保健室へ向かう廊下で、五十嵐は子供のことに流行った話や、今自分が興味を持っている話など、キョーコを飽きさせることなく話題をころころと変えていた。



キョーコの子供のころは、ショータローがすべてで、それ以外はあまり考えていなかった。クラスの女子、学校中の女子にいじめられても、ショータローさえいてくれれば、すべてを乗り越えることができた。



ずっとそんな生活でも良かった。

いつまでもその生活が続くと思っていた。



だが、その想いも消し去られた今、キョーコは同級生との時間を作り、学校の話や、友達とカラオケ行ったり、メールしたり、学生らしい遊びをしたいと思ったことも何度かあった。

BOX-Rの撮影が進むにつれて、キョーコはその想いを強くしていた。

まさにそこに五十嵐が現れ、キョーコは少し浮かれていた。






「でね・・キョーコちゃん・・こういう遊びとかやらなかった?」

そう言って五十嵐は手の前でクロスをして鼻をつまむと腕をくるっとまわし、その手を解いた。簡単そうだな・・。と思ってキョーコがやってみると・・クロスした手は解くことができず、絡まったままだった。




「す、すごい!!・・どうやるの?」

キョーコは興味津々でそう尋ねると、五十嵐は嬉しそうに答えた。




「内緒だよ!・・少し考えてみて?・・答えは今度教えてあげるから!」

そう言って五十嵐は何気なくキョーコと次に会えるように約束をした。

キョーコは何度か挑戦したが、クロスした手は一向にほどける気配がなく、隣で五十嵐はクスクスと笑っていた。
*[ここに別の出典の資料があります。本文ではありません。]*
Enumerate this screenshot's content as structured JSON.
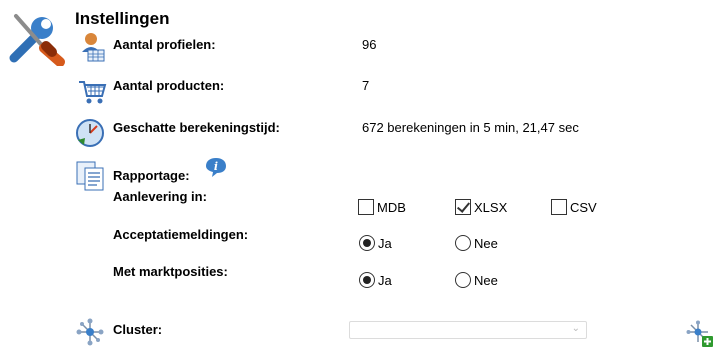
{
  "title": "Instellingen",
  "rows": {
    "profiles": {
      "label": "Aantal profielen:",
      "value": "96"
    },
    "products": {
      "label": "Aantal producten:",
      "value": "7"
    },
    "calc_time": {
      "label": "Geschatte berekeningstijd:",
      "value": "672 berekeningen in 5 min, 21,47 sec"
    },
    "report": {
      "label": "Rapportage:"
    },
    "delivery": {
      "label": "Aanlevering in:",
      "options": [
        {
          "label": "MDB",
          "checked": false
        },
        {
          "label": "XLSX",
          "checked": true
        },
        {
          "label": "CSV",
          "checked": false
        }
      ]
    },
    "acceptance": {
      "label": "Acceptatiemeldingen:",
      "options": [
        {
          "label": "Ja",
          "checked": true
        },
        {
          "label": "Nee",
          "checked": false
        }
      ]
    },
    "market": {
      "label": "Met marktposities:",
      "options": [
        {
          "label": "Ja",
          "checked": true
        },
        {
          "label": "Nee",
          "checked": false
        }
      ]
    },
    "cluster": {
      "label": "Cluster:",
      "value": ""
    }
  },
  "icons": {
    "tools": "tools-icon",
    "profiles": "profile-icon",
    "products": "shopping-cart-icon",
    "calc_time": "clock-icon",
    "report": "report-icon",
    "info": "info-icon",
    "cluster": "network-icon",
    "add_cluster": "add-network-icon"
  }
}
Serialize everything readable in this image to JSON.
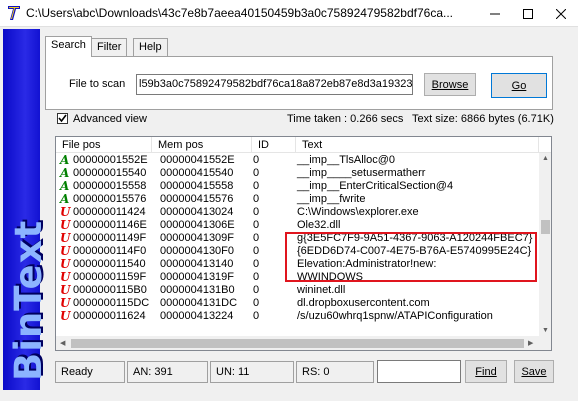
{
  "window": {
    "title": "C:\\Users\\abc\\Downloads\\43c7e8b7aeea40150459b3a0c75892479582bdf76ca...",
    "logo_text": "BinText"
  },
  "tabs": [
    {
      "label": "Search"
    },
    {
      "label": "Filter"
    },
    {
      "label": "Help"
    }
  ],
  "search": {
    "file_label": "File to scan",
    "file_value": "l59b3a0c75892479582bdf76ca18a872eb87e8d3a19323f",
    "browse_label": "Browse",
    "go_label": "Go",
    "advanced_view_label": "Advanced view",
    "advanced_view_checked": true,
    "time_taken": "Time taken : 0.266 secs",
    "text_size": "Text size: 6866 bytes (6.71K)"
  },
  "table": {
    "columns": [
      "File pos",
      "Mem pos",
      "ID",
      "Text"
    ],
    "rows": [
      {
        "type": "A",
        "file_pos": "00000001552E",
        "mem_pos": "00000041552E",
        "id": "0",
        "text": "__imp__TlsAlloc@0"
      },
      {
        "type": "A",
        "file_pos": "000000015540",
        "mem_pos": "000000415540",
        "id": "0",
        "text": "__imp____setusermatherr"
      },
      {
        "type": "A",
        "file_pos": "000000015558",
        "mem_pos": "000000415558",
        "id": "0",
        "text": "__imp__EnterCriticalSection@4"
      },
      {
        "type": "A",
        "file_pos": "000000015576",
        "mem_pos": "000000415576",
        "id": "0",
        "text": "__imp__fwrite"
      },
      {
        "type": "U",
        "file_pos": "000000011424",
        "mem_pos": "000000413024",
        "id": "0",
        "text": "C:\\Windows\\explorer.exe"
      },
      {
        "type": "U",
        "file_pos": "00000001146E",
        "mem_pos": "00000041306E",
        "id": "0",
        "text": "Ole32.dll"
      },
      {
        "type": "U",
        "file_pos": "00000001149F",
        "mem_pos": "00000041309F",
        "id": "0",
        "text": "g{3E5FC7F9-9A51-4367-9063-A120244FBEC7}"
      },
      {
        "type": "U",
        "file_pos": "0000000114F0",
        "mem_pos": "0000004130F0",
        "id": "0",
        "text": "{6EDD6D74-C007-4E75-B76A-E5740995E24C}"
      },
      {
        "type": "U",
        "file_pos": "000000011540",
        "mem_pos": "000000413140",
        "id": "0",
        "text": "Elevation:Administrator!new:"
      },
      {
        "type": "U",
        "file_pos": "00000001159F",
        "mem_pos": "00000041319F",
        "id": "0",
        "text": "WWINDOWS"
      },
      {
        "type": "U",
        "file_pos": "0000000115B0",
        "mem_pos": "0000004131B0",
        "id": "0",
        "text": "wininet.dll"
      },
      {
        "type": "U",
        "file_pos": "0000000115DC",
        "mem_pos": "0000004131DC",
        "id": "0",
        "text": "dl.dropboxusercontent.com"
      },
      {
        "type": "U",
        "file_pos": "000000011624",
        "mem_pos": "000000413224",
        "id": "0",
        "text": "/s/uzu60whrq1spnw/ATAPIConfiguration"
      }
    ]
  },
  "statusbar": {
    "ready": "Ready",
    "an": "AN: 391",
    "un": "UN: 11",
    "rs": "RS: 0",
    "find_label": "Find",
    "save_label": "Save"
  },
  "colors": {
    "ansi_marker": "#008000",
    "unicode_marker": "#e00000",
    "highlight_box": "#e0151e",
    "banner": "#1a1ad8"
  }
}
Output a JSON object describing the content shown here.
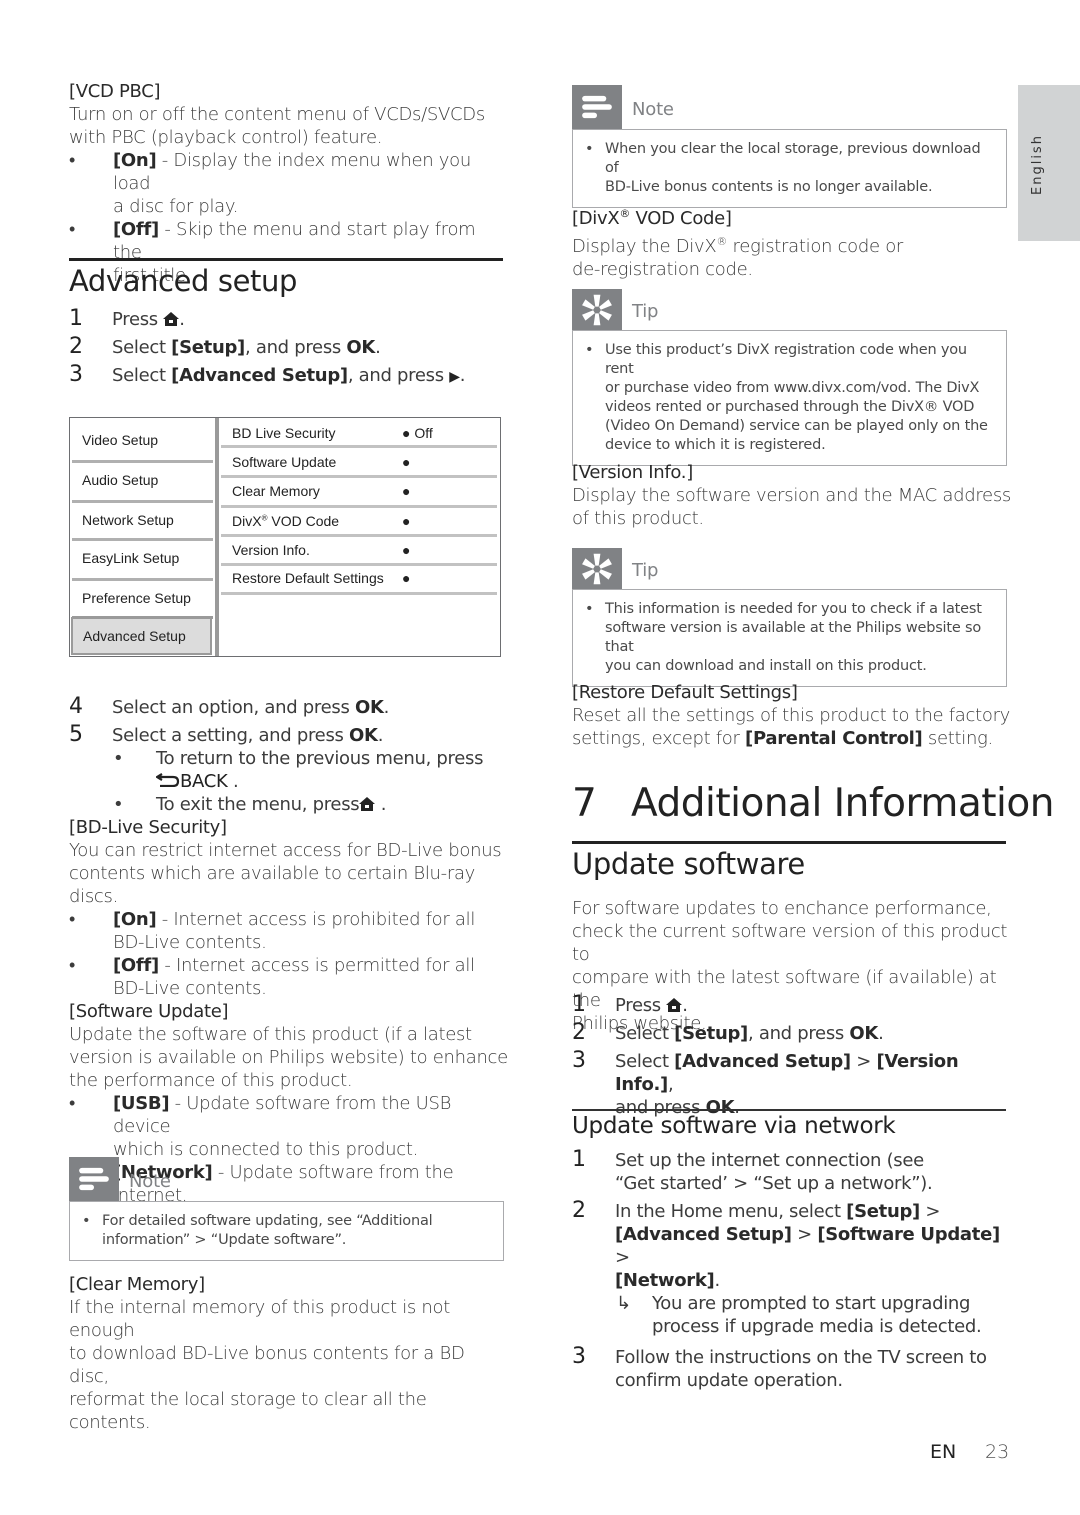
{
  "side_tab": {
    "label": "English"
  },
  "left": {
    "vcd_pbc": {
      "term": "[VCD PBC]",
      "desc_lines": [
        "Turn on or off the content menu of VCDs/SVCDs",
        "with PBC (playback control) feature."
      ],
      "bullets": [
        {
          "key": "[On]",
          "text": " - Display the index menu when you load",
          "cont": "a disc for play."
        },
        {
          "key": "[Off]",
          "text": " - Skip the menu and start play from the",
          "cont": "first title."
        }
      ]
    },
    "advanced_setup": {
      "heading": "Advanced setup",
      "steps": [
        {
          "num": "1",
          "pre": "Press ",
          "icon": "home-icon",
          "post": "."
        },
        {
          "num": "2",
          "pre": "Select ",
          "bold1": "[Setup]",
          "mid": ", and press ",
          "bold2": "OK",
          "post": "."
        },
        {
          "num": "3",
          "pre": "Select ",
          "bold1": "[Advanced Setup]",
          "mid": ", and press ",
          "icon": "play-right-icon",
          "post": "."
        }
      ]
    },
    "menu": {
      "left_items": [
        "Video Setup",
        "Audio Setup",
        "Network Setup",
        "EasyLink Setup",
        "Preference Setup",
        "Advanced Setup"
      ],
      "active_item": "Advanced Setup",
      "right_items": [
        {
          "label": "BD Live Security",
          "value": "Off"
        },
        {
          "label": "Software Update",
          "value": ""
        },
        {
          "label": "Clear Memory",
          "value": ""
        },
        {
          "label": "DivX",
          "sup": "®",
          "label_rest": " VOD Code",
          "value": ""
        },
        {
          "label": "Version Info.",
          "value": ""
        },
        {
          "label": "Restore Default Settings",
          "value": ""
        }
      ]
    },
    "steps2": [
      {
        "num": "4",
        "pre": "Select an option, and press ",
        "bold": "OK",
        "post": "."
      },
      {
        "num": "5",
        "pre": "Select a setting, and press ",
        "bold": "OK",
        "post": "."
      }
    ],
    "sub_bullets": {
      "return_line1": "To return to the previous menu, press",
      "back_label": "BACK",
      "back_post": " .",
      "exit_pre": "To exit the menu, press",
      "exit_post": " ."
    },
    "bd_live": {
      "term": "[BD-Live Security]",
      "desc_lines": [
        "You can restrict internet access for BD-Live bonus",
        "contents which are available to certain Blu-ray discs."
      ],
      "bullets": [
        {
          "key": "[On]",
          "text": " - Internet access is prohibited for all",
          "cont": "BD-Live contents."
        },
        {
          "key": "[Off]",
          "text": " - Internet access is permitted for all",
          "cont": "BD-Live contents."
        }
      ]
    },
    "software_update": {
      "term": "[Software Update]",
      "desc_lines": [
        "Update the software of this product (if a latest",
        "version is available on Philips website) to enhance",
        "the performance of this product."
      ],
      "bullets": [
        {
          "key": "[USB]",
          "text": " - Update software from the USB device",
          "cont": "which is connected to this product."
        },
        {
          "key": "[Network]",
          "text": " - Update software from the internet.",
          "cont": ""
        }
      ]
    },
    "note": {
      "label": "Note",
      "lines": [
        "For detailed software updating, see “Additional",
        "information” > “Update software”."
      ]
    },
    "clear_memory": {
      "term": "[Clear Memory]",
      "desc_lines": [
        "If the internal memory of this product is not enough",
        "to download BD-Live bonus contents for a BD disc,",
        "reformat the local storage to clear all the contents."
      ]
    }
  },
  "right": {
    "note": {
      "label": "Note",
      "lines": [
        "When you clear the local storage, previous download of",
        "BD-Live bonus contents is no longer available."
      ]
    },
    "divx": {
      "term_pre": "[DivX",
      "term_sup": "®",
      "term_post": " VOD Code]",
      "desc_pre": "Display the DivX",
      "desc_sup": "®",
      "desc_post": " registration code or",
      "desc_line2": "de-registration code."
    },
    "tip1": {
      "label": "Tip",
      "lines": [
        "Use this product’s DivX registration code when you rent",
        "or purchase video from www.divx.com/vod. The DivX",
        "videos rented or purchased through the DivX® VOD",
        "(Video On Demand) service can be played only on the",
        "device to which it is registered."
      ]
    },
    "version_info": {
      "term": "[Version Info.]",
      "desc_lines": [
        "Display the software version and the MAC address",
        "of this product."
      ]
    },
    "tip2": {
      "label": "Tip",
      "lines": [
        "This information is needed for you to check if a latest",
        "software version is available at the Philips website so that",
        "you can download and install on this product."
      ]
    },
    "restore": {
      "term": "[Restore Default Settings]",
      "desc_line1": "Reset all the settings of this product to the factory",
      "desc_pre2": "settings, except for ",
      "desc_bold2": "[Parental Control]",
      "desc_post2": " setting."
    },
    "chapter": {
      "num": "7",
      "title": "Additional Information"
    },
    "update_software": {
      "heading": "Update software",
      "intro_lines": [
        "For software updates to enchance performance,",
        "check the current software version of this product to",
        "compare with the latest software (if available) at the",
        "Philips website."
      ],
      "steps": [
        {
          "num": "1",
          "pre": "Press ",
          "post": "."
        },
        {
          "num": "2",
          "pre": "Select ",
          "bold1": "[Setup]",
          "mid": ", and press ",
          "bold2": "OK",
          "post": "."
        },
        {
          "num": "3",
          "pre": "Select ",
          "bold1": "[Advanced Setup]",
          "mid": " > ",
          "bold2": "[Version Info.]",
          "post": ",",
          "line2_pre": "and press ",
          "line2_bold": "OK",
          "line2_post": "."
        }
      ]
    },
    "via_network": {
      "heading": "Update software via network",
      "step1_line1": "Set up the internet connection (see",
      "step1_line2": "“Get started’ > “Set up a network”).",
      "step2_pre": "In the Home menu, select ",
      "step2_b1": "[Setup]",
      "step2_gt1": " >",
      "step2_b2": "[Advanced Setup]",
      "step2_gt2": " > ",
      "step2_b3": "[Software Update]",
      "step2_gt3": " >",
      "step2_b4": "[Network]",
      "step2_post": ".",
      "result_line1": "You are prompted to start upgrading",
      "result_line2": "process if upgrade media is detected.",
      "step3_line1": "Follow the instructions on the TV screen to",
      "step3_line2": "confirm update operation."
    }
  },
  "footer": {
    "lang": "EN",
    "page": "23"
  }
}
「ねぇ~キョーコちゃんて・・えぇ~っとなんだっけ・・・Box-Rのナツに雰囲気が似ているよね?・・俺、すごいファンなんだ!・・まだ、それほど有名な人じゃないみたいで、調べてみようと思ったんだけど・・キョーコちゃん知ってる?」

そう言われてキョーコはほのかに頬を染め、恥ずかしそうに視線をふせた。




「えぇ~っと、その・・・ごめんなさい・・私がナツなんです・・・。」



「えぇえええええ!!」

そう言って五十嵐はキョーコをじろじろ見て、絶句した。




「ぅうそ!!・・本当に!!!ごめんちょっと握手してもらってもいいかな?」

五十嵐は慌てて制服のズボンで手をこすり、手を差し出した。




「これからも、よろしくね?キョーコちゃん・・。」



「あ、はい。こちらこそよろしくお願いします。」

小首を傾げてキョーコは恥ずかしそうに微笑むと、ちょうど保健室の扉の前に到着した。



そして、五十嵐はキョーコを見つめ頬を染めていた。